Aucune écriture n’est indemne de la situation de la vie culturelle sur le territoire national.
Il est entendu en France qu’il ne peut y avoir de synthèse qu’à Paris ; des choses peuvent venir de l’extérieur, mais la synthèse se fait à Paris. Il y a là double erreur. Erreur de ceux qui remettent leur écriture à une critique lointaine, et qui se mettent à écrire selon ces attentes lointaines. Et erreur de ceux qui abandonnent tout combat critique, toute perspective de transformation de la littérature, et tombent dans la caricature d’eux-mêmes et le régionalisme. Deux mondanités, solidaires dans leur médiocrité et leur stratégie.
Certes Paris est capitale politique, mais Toulouse, Lille, Strasbourg, Lyon, Nantes, Marseille, Bordeaux, Pointe-à-Pitre, Grenoble... toutes ces villes ont vocation à être des capitales culturelles. C’est-à-dire, en amont même des moyens de diffusion ou de structures institutionnelles qui souvent existent déjà, d’organiser le débat entre les tendances, les domaines, les orientations, les cultures, et pas seulement en art mais dans toutes les disciplines, de manière à ce que se dégagent des œuvres. Des œuvres qui ne décident pas seulement de « la culture du lieu », mais qui cassent la baraque dans le jeu international.

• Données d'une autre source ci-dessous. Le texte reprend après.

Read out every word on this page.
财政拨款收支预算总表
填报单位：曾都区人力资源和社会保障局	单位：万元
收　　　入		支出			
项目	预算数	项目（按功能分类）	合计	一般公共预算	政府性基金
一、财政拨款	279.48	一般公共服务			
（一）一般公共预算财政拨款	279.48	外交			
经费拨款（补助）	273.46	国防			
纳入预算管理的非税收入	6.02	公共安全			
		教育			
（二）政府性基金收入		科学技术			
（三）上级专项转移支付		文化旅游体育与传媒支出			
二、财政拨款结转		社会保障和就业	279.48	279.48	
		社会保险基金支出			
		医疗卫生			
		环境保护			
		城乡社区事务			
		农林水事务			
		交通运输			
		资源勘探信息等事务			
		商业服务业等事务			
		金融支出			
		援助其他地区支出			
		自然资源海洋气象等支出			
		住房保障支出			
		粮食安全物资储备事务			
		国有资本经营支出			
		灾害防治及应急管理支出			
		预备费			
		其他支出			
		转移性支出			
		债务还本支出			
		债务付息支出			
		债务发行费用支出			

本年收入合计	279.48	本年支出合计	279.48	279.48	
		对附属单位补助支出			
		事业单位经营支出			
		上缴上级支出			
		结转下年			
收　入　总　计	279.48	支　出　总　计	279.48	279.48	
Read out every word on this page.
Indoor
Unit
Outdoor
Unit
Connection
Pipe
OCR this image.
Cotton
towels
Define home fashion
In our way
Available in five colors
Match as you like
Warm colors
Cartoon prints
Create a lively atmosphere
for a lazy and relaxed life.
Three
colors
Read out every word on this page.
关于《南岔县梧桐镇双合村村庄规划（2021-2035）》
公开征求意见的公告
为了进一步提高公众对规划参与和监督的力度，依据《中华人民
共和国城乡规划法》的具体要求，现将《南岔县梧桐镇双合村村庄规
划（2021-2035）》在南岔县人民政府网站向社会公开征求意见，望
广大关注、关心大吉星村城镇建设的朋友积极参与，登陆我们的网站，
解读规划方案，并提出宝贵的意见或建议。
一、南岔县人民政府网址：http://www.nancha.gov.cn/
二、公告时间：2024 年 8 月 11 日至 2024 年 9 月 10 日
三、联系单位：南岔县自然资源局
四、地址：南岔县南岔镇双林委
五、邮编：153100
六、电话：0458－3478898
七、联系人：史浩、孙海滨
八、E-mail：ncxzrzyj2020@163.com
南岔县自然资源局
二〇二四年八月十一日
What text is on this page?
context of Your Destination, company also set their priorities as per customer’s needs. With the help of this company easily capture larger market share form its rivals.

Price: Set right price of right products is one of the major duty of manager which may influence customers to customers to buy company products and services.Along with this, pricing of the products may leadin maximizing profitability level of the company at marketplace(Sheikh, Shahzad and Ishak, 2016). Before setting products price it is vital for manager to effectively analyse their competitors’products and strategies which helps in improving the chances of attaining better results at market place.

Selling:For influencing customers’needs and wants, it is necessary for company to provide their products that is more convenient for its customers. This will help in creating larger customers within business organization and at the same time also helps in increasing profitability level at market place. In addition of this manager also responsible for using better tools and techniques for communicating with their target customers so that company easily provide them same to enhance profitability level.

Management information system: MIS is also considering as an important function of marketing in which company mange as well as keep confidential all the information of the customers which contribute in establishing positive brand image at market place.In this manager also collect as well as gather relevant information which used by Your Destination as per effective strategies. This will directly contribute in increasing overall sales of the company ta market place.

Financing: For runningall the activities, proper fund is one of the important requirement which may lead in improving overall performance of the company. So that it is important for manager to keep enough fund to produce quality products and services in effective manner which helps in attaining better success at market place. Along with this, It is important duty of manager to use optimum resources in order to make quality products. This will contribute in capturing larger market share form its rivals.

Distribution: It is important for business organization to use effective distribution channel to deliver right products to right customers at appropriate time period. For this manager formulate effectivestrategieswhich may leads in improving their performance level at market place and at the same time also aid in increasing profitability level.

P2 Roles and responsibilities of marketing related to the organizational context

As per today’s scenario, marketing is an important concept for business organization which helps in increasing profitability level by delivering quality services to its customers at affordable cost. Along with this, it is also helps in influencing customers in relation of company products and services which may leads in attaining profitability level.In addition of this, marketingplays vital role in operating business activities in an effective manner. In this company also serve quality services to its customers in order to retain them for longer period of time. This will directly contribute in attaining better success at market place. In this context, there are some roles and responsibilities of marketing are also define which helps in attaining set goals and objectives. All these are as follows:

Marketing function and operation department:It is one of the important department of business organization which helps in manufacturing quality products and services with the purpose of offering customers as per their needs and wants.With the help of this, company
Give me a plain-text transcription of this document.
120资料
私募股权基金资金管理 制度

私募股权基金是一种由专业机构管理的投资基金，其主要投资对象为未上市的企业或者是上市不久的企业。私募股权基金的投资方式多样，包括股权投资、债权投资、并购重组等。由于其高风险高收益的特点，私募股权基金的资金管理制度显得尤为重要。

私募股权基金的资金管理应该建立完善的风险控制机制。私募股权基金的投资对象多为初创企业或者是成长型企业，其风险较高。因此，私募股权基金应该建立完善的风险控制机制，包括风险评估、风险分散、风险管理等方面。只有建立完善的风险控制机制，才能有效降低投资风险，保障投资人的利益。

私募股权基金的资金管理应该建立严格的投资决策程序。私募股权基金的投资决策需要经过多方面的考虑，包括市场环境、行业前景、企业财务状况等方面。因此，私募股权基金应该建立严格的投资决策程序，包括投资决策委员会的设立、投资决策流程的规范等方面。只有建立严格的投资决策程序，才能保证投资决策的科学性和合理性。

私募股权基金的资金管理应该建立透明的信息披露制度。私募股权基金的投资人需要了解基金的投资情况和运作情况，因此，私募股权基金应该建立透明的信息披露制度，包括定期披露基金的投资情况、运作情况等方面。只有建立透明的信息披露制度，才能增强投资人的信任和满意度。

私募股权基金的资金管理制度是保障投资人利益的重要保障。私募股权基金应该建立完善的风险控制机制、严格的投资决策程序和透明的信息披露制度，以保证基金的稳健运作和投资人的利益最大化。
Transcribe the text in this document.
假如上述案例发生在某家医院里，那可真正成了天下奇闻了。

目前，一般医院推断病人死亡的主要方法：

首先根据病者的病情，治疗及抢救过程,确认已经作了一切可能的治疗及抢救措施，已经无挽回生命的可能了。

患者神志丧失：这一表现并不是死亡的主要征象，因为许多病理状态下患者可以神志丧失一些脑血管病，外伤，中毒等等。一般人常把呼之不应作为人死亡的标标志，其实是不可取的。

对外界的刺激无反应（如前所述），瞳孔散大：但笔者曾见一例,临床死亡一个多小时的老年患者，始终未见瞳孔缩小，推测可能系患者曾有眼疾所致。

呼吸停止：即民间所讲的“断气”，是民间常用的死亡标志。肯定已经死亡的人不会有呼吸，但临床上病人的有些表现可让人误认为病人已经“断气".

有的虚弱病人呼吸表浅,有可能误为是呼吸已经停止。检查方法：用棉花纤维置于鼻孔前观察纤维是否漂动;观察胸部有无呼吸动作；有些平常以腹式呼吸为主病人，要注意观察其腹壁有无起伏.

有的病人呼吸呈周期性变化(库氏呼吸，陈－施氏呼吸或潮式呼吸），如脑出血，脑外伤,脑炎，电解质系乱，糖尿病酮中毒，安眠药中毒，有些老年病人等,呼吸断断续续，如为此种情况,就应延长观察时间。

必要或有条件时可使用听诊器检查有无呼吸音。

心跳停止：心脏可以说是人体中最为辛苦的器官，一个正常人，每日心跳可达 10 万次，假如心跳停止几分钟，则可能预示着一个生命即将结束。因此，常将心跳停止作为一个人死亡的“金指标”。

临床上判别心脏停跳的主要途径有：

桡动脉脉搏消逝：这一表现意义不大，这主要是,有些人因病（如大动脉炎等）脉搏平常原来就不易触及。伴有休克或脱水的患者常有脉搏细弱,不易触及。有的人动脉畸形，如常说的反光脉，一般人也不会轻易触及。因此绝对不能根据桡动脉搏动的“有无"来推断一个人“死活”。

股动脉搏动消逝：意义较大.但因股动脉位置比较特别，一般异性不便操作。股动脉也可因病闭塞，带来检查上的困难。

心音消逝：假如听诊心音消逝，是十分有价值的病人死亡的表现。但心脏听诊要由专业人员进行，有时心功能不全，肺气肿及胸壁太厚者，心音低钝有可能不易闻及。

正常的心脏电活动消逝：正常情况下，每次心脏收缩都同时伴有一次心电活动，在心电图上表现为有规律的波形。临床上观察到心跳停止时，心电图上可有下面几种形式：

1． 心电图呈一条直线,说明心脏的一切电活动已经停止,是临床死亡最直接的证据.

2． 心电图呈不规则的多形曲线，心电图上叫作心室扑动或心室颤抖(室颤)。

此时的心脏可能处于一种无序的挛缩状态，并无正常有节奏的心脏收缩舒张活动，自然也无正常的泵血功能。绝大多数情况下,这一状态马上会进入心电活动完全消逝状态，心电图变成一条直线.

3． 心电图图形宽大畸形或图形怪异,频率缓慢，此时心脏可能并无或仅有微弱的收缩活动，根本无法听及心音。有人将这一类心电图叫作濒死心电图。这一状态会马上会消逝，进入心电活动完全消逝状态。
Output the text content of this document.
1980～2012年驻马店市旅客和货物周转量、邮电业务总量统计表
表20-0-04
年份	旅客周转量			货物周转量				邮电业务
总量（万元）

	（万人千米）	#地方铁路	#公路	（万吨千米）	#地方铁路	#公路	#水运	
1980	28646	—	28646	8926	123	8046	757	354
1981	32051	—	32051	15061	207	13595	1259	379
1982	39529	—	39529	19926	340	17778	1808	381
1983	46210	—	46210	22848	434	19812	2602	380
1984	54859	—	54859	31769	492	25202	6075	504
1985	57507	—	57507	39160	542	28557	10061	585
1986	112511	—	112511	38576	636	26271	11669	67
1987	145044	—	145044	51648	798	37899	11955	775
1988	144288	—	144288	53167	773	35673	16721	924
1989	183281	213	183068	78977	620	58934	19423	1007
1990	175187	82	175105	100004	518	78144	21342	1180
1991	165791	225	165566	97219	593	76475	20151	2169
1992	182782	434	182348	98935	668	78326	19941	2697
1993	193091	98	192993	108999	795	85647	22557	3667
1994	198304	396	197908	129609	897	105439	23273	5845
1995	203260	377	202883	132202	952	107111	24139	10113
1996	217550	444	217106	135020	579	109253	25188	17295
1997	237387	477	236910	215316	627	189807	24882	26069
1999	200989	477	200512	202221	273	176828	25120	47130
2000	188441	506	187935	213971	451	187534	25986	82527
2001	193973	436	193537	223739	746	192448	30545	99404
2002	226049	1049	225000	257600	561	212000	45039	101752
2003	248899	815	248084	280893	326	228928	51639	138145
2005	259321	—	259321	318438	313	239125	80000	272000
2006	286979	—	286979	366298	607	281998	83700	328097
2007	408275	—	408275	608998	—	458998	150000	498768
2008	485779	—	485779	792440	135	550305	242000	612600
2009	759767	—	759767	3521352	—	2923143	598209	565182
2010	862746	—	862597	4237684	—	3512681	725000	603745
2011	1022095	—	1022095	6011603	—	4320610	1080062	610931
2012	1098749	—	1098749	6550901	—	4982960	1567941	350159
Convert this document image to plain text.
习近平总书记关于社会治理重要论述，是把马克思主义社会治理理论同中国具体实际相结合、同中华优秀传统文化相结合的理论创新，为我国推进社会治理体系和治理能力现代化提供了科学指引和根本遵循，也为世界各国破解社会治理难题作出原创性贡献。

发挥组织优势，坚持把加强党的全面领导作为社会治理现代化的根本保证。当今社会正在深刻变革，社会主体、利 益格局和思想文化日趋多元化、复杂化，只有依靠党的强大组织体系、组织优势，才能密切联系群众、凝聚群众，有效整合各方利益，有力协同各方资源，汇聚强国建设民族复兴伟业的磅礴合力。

L’écrivain de langue occitane Félix Marcel Castan parlait et organisait un front des Contre-Capitales, et le secteur Ecriture et Poésie dans toutes ses actions s’inscrit dans cette perspective : rétablir les contradictions sur le territoire national, polariser, transformer le rapport critique subi comme une identité rêvée ou révélée en un moteur de création, de désaccords, d’émancipation. Il n’y a pas de choix : soit une action renforce le centre, soit elle génère de la pluralité.
****************************************************************************************************************************************************************************************************************************************************************************************************************************************************************************************************************************************************************************************************************************
Méryl MARCHETTI


http://www.gfen.asso.fr/fr/zoom_secteur_ecriture_et_poesie_du_gfen

[1] Par exemple, en fin d’atelier. Tout le monde a lu, des textes longs, les tables sont couvertes de brouillons, la production àsous toutes ses phases- déborde. A ce moment là l’animateur annonce, contre toute attente une dernière consigne : « Vous avez moins d’une minute pour écrire un texte. » Puis il déchire dans une feuille blanche un petit morceau de papier. On connaît la puissance de la consigne de temps. Mais sur l’espace amenuisé du papier à la déchirure, la disproportion entre lui et la masse textuelle réunie sur les tables, la traduction gestuelle - chacun y projette sa profondeur. Le cadre temps n’est plus un cadre, mais une matière à travailler.